Dans une pièce en sous-sol de la Fondation Ghassan Kanafani pour la protection de l’enfant, une vingtaine de gamins assis en tailleur suivent sagement la saynète du théâtre d’ombre. On y raconte l’histoire d’un enfant violenté par son père sur la base d’un ragot non vérifié qui le met en cause. "Qu’est-ce que la violence ?", interroge une jeune éducatrice de l’association palestinienne Nabeh. Les réponses fusent, applaudies par l’assistance.

Ici, comme à l’étage avec un groupe d’adolescents, ou encore dans une autre pièce avec une assemblée de mères, Nabeh s’emploie, sous la houlette de l’association Save the Children, à désamorcer la violence ordinaire, de moins en moins contenue au sein du camp de réfugiés palestiniens de Baddaoui, dans le nord du Liban.

Ce camp abrite l’écrasante majorité des 31 993 réfugiés déplacés de Nahr Al-Bared, où l’armée libanaise fait la guerre depuis près de deux mois au groupe dit Fatah Al-Islam. La cohabitation entre les deux populations devient chaque jour plus explosive, expliquent les responsables de Save the Children, de Première urgence, ou encore de Handicap International et de l’UNRWA (l’Agence de l’ONU pour les réfugiés palestiniens) à Jean-Claude Heyraud, qui dirige l’unité chargée entre autres du Moyen-Orient, au sein du département humanitaire de la Commission européenne (ECHO) et à ses collaborateurs.

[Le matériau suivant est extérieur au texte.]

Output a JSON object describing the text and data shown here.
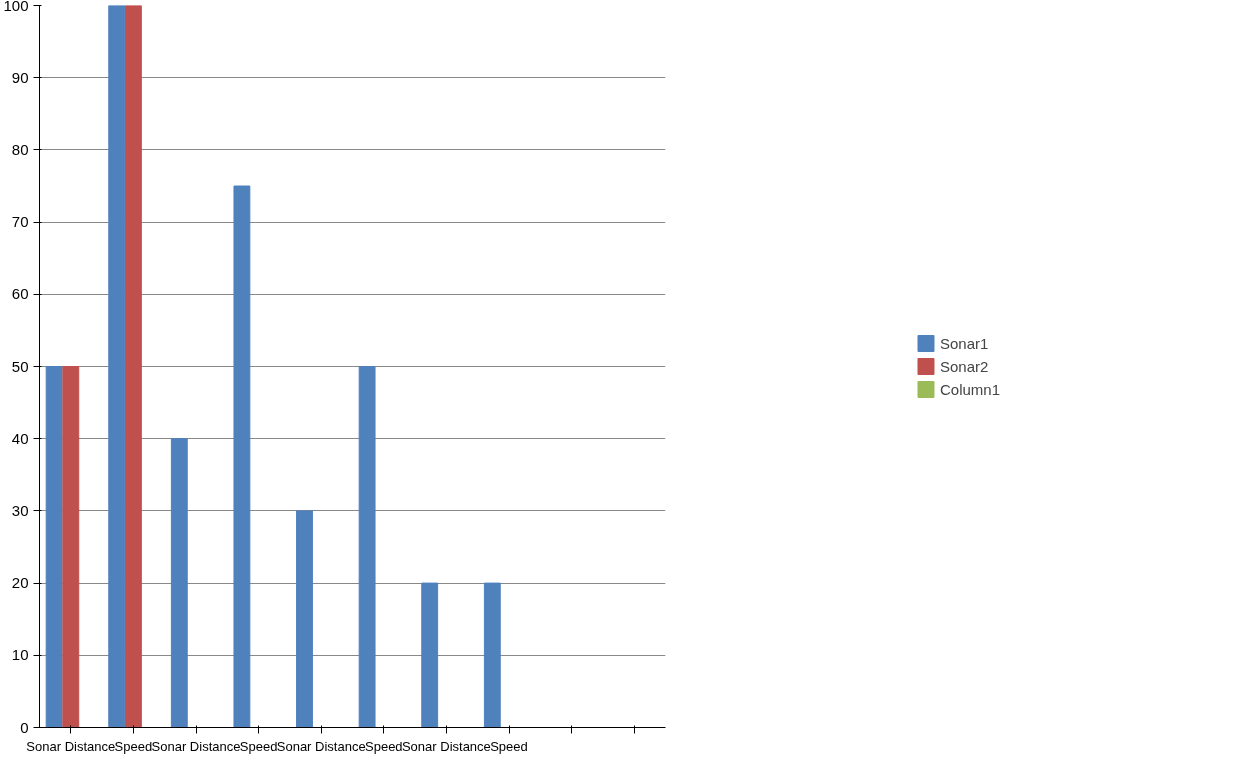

Ces derniers sont venus faire le point sur les activités des nombreuses organisations non gouvernementales (ONG) internationales bénéficiaires des financements d’ECHO. Ils doivent examiner avec elles et l’UNRWA les perspectives de l’après-guerre à Nahr Al-Bared et les besoins potentiels urgents pour la réhabilitation du camp. Ils ont également rencontré des familles déplacées et leurs hôtes. La Commission européenne a déjà déboursé 370 000 euros pour l’aide d’urgence aux réfugiés chassés par les combats.

Tension avec les réfugiés

La guerre de Nahr Al-Bared est visiblement entrée dans sa phase finale, avec l’encerclement du Fatah Al-Islam dans une portion congrue du camp. Compte tenu de la combativité acharnée du groupe djihadiste, dont les tirs ne visent plus uniquement les positions de l’armée mais aussi les villages autour du camp, nul n’est en mesure de prévoir quand les armes se tairont, ni, a fortiori, l’étendue des dégâts et des besoins.

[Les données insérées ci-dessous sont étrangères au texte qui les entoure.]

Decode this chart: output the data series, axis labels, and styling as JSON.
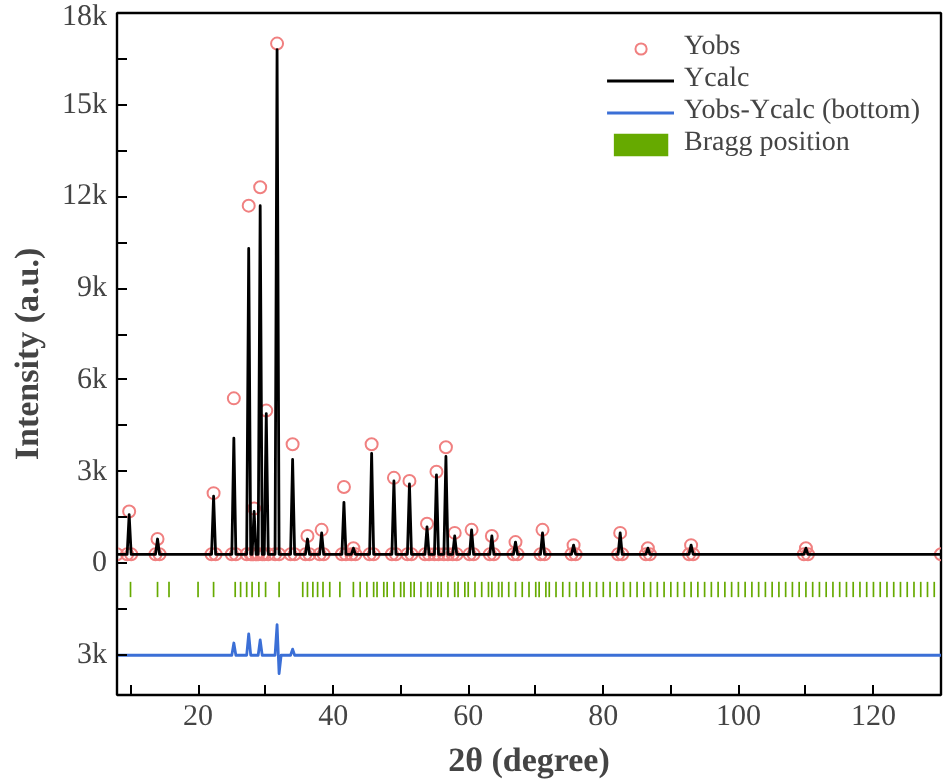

Divers plans et dispositifs d’urgence pour l’après-guerre n’en sont pas moins déjà à l’étude, au niveau officiel libanais comme dans les ONG.

Une même inquiétude ronge les esprits : comment empêcher les réfugiés déplacés de se ruer vers ce qui restera de leurs foyers dès la fin des hostilités, sans attendre les travaux de déminage, de déblaiement des décombres et d’expertise des habitations ? Et où loger les déplacés en attendant la reconstruction du camp promise à grands renforts de publicité par le gouvernement libanais ?

Car, outre les violences et les tensions qui s’accentuent à tous les niveaux entre la population originelle et les réfugiés déplacés, y compris parmi les enfants, les problèmes dus à la promiscuité s’aggravent dans le camp de Baddaoui. "Plus la guerre dure, plus il fait chaud, plus le provisoire se perpétue et plus grandes sont les tensions, confirme Imad Labani, membre palestinien de Save the Children. Je préfère pour ma part aller planter une tente sur les décombres de ma maison à Nahr Al-Bared (une fois la guerre terminée), plutôt que de continuer à subir l’humiliation de la vie ici."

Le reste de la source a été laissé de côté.